The Principal of A Dacosta Edwards Primary School, Laureen Hinds, fully backs the use of technology in the classroom.
She says it has been a big plus for students, revealing that since the introduction of tablets at her school three years ago, there have been noticeable improvements.
“Students as well as the teachers are always eager to facilitate their lessons by use of technology. The students use the tablets to assist them with spelling words and so it has improved their spelling and vocabulary for composition writing, so I think it is giving our children the edge,” she said, while expressing her gratitude to the Aron and Christina Foundation, which presented 53 tablets to Class 3 students at the rural school on Monday.
On hand for the occasion was Member of Parliament for St Andrew George Payne, who not only praised the work of the Foundation, but expressed his support for the use of technology in the classroom.
“I am all for it. I did not even agree with the cellphone ban as I believed technology was emerging, so now it is up to the parents to more or less get with it [and] try themselves to know the technology,” Payne said in reference to the ban imposed by Government back in 2009 on the use of cellphones in schools.
Although it was scheduled to be lifted at the start of the school term in September, Minister of Education Ronald Jones has since explained that the new policy was delayed to allow several Government departments to conduct a final review.
Meanwhile, the man behind the Aron and Christina Truss Foundation stressed that promoting and facilitating children’s education at the both the primary and secondary levels remained the main focus of the charity.
Aron Truss said both he and his wife were determined to ensure that Barbadian students were not left behind in today’s technologically driven world.

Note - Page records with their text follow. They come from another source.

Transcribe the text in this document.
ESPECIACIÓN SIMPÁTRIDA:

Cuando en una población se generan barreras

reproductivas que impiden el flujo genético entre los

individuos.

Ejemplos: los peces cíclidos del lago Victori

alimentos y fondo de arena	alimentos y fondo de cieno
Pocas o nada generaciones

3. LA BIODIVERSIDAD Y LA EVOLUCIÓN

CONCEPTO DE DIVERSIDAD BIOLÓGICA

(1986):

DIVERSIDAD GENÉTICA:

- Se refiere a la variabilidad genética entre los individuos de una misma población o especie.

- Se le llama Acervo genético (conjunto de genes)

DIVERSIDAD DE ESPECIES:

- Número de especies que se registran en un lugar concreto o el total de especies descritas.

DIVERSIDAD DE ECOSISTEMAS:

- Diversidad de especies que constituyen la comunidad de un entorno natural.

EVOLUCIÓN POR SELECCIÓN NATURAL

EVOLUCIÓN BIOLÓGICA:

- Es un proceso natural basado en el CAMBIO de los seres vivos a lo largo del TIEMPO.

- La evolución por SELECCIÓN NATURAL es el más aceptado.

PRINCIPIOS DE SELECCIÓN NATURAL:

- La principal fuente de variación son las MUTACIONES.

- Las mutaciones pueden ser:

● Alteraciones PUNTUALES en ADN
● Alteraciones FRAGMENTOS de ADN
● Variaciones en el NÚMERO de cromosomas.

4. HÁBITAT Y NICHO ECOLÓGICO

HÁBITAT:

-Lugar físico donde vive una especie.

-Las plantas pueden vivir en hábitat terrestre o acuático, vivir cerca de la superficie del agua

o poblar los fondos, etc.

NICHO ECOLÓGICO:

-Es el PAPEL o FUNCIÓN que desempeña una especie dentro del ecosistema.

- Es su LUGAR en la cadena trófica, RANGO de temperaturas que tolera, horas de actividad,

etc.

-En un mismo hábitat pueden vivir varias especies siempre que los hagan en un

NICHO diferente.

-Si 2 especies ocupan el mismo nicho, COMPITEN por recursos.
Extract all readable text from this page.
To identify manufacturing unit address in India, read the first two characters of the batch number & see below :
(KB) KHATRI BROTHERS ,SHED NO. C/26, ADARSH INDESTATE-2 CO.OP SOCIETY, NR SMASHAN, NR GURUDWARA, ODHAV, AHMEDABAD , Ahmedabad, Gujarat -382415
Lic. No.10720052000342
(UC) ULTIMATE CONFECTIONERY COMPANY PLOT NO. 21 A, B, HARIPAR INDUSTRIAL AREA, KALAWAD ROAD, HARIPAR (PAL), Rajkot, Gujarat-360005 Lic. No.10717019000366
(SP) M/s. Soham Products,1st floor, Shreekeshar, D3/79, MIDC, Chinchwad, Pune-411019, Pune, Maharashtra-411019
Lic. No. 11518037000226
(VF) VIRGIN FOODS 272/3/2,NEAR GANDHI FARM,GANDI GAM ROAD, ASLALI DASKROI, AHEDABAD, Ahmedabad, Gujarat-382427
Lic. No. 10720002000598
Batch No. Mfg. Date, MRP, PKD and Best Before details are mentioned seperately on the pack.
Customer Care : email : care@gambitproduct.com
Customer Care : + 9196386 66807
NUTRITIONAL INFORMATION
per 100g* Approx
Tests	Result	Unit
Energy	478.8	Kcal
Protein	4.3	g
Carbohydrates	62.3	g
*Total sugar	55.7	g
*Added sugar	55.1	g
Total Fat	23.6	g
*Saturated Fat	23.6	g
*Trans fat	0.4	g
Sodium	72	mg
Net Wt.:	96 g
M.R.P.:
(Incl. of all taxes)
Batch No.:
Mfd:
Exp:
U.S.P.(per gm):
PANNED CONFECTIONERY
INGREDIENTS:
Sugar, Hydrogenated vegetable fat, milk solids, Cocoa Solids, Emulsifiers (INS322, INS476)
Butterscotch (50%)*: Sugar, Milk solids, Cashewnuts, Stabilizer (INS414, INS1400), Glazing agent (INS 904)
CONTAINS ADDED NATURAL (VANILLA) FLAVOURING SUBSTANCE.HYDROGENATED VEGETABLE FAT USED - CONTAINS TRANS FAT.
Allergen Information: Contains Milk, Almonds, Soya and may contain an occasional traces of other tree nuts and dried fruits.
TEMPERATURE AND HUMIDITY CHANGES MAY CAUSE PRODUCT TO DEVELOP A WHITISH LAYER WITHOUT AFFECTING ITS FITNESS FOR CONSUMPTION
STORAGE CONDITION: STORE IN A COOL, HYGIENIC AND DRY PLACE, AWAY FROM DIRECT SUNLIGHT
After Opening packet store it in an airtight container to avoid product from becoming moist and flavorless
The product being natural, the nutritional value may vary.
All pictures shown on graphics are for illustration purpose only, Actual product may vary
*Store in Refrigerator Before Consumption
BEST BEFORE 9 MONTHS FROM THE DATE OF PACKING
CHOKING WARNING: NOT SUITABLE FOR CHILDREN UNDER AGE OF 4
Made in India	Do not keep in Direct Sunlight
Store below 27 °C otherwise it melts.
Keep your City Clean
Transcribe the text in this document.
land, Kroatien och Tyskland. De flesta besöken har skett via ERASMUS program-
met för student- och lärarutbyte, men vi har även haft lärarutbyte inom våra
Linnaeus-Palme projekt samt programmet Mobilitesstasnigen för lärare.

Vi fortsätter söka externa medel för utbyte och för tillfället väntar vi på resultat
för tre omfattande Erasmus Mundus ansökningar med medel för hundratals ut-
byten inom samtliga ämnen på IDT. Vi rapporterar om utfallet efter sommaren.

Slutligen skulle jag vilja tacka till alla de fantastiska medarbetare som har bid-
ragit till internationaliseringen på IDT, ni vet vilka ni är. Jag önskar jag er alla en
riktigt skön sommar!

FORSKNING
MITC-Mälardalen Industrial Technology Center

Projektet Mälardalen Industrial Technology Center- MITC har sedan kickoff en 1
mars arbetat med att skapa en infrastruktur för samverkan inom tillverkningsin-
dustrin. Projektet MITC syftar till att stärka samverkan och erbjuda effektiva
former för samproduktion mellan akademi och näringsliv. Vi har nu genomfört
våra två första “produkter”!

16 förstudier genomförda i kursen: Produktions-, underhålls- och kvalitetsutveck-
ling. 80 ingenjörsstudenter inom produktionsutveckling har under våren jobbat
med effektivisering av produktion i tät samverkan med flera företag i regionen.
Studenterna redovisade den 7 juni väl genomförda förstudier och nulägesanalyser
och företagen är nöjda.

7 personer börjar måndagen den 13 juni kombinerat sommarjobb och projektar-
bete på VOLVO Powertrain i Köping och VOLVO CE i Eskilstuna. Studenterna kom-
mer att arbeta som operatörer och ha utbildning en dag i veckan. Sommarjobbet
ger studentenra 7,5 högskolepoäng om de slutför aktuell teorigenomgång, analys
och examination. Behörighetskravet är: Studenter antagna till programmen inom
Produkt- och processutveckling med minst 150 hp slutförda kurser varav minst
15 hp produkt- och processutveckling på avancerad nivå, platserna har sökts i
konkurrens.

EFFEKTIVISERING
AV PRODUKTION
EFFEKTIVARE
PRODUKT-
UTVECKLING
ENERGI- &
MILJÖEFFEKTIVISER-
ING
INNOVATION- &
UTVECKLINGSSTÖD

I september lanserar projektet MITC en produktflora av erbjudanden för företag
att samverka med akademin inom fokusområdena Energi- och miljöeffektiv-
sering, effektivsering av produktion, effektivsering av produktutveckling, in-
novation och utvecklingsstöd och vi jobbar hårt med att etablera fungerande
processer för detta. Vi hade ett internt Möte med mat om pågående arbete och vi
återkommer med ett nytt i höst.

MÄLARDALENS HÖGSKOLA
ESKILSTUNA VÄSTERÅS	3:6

“Christina and I have children and we are very much aware that there are many children in Barbados who don’t get the same opportunities that our children have, because there are many parents in Barbados that cannot afford to provide their children with a device like this . . . . So we felt that we would provide children with tablets because this is the next stage of education in Barbados and when you are older they’ll be very few jobs that you’ll be able to do without knowing how to handle devices like this,” Truss said.
He also used the occasion to call on Government to exempt charities from paying the National Social Responsibility Levy (NSRL). He said the tax, which was hiked in this year’s Budget from two to ten per cent, was making it more difficult to continue the initiative.
“When we had done our planning for this academic year and raised funding, it was before the last Budget, before the introduction of the NSRL on tablets and that was unfortunate because it made us incur a ten per cent tax on the purchase of tablets,” he said.